Rashmi Kohli, Director of Sparrow Interactive said, “Technology which was used only for backward integration now has taken a front seat in forward facilitating the brands. Real estate brands globally want to create memorable experiences for their prospect so that in this cloud of offerings they are able to stand out.”

Consultancy firm Anarock says globally, conversion rates have risen to 40 percent — and much of this surge can be attributed directly to the use of new-age tech as selling tools. Of course, this also means a jump in sales and revenues.

Mandhir Vinaik, AVP of Residential Sales at Anarock said, “Earlier, they would take six months to buy a property by understanding things but with technology in place, that duration of buying cycle has reduced because you have a lot of clarity, and that is even happening at the local sites.”

It also gives the builder a cost advantage in the long term, even if the technology is costly to begin with.

“The buyer can experience the entire sample house without actually being constructed by the developer.

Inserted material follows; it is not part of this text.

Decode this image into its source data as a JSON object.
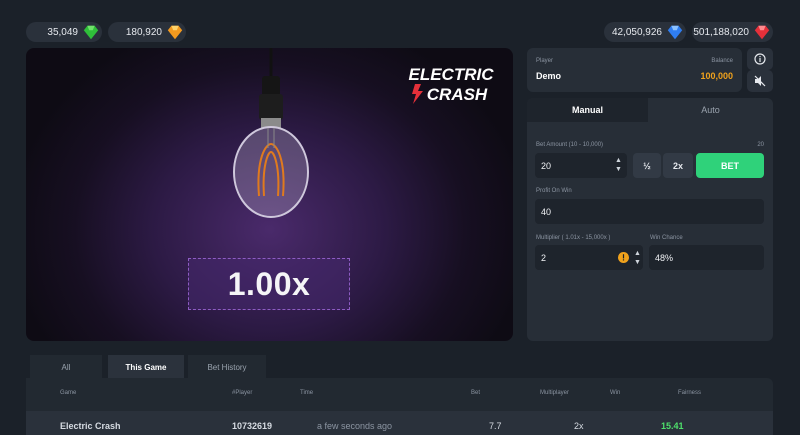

So that that saves on the money, time and resources,” Vinaik added.

It’s not just high-end luxury projects that are adopting such technology. Anarock says that mid-range and affordable housing projects account for 56 percent of new launches in the third quarter of 2022 — and a lot of the buyers are millennial’s with whom such technology resonates. But experts say that technology is constantly evolving… and expensive. So adoption has been relatively slow.

Hemanth Velury, CEO of VirtSpaces said, “What we have seen specific to India is, real estate is a family owned business, it is the second or third generation that has gone abroad, and these are the people pushing efficiencies everywhere. Not just back office or financial efficiencies but sales efficiency as well, so that is where virtual reality really helps. I have been pleasantly surprised that tier II cities are actually more acceptable to trying out technologies than tier I cities.”

This new trend has opened up a whole new market for startups in India.

Technology, for real estate developers, is no longer about hiring a website developer. It’s now about immersive experiences and holograms — stuff that lets a potential buyer walk around in a home that’s still under construction miles away, and play around with the interiors to get a real feel for the space.

This has created a whole new high-growth sector… and while the startup ecosystem in India has been complaining of a funding winter, proptech enterprises have seen private investment jump 55 percent between 2009 and 2021.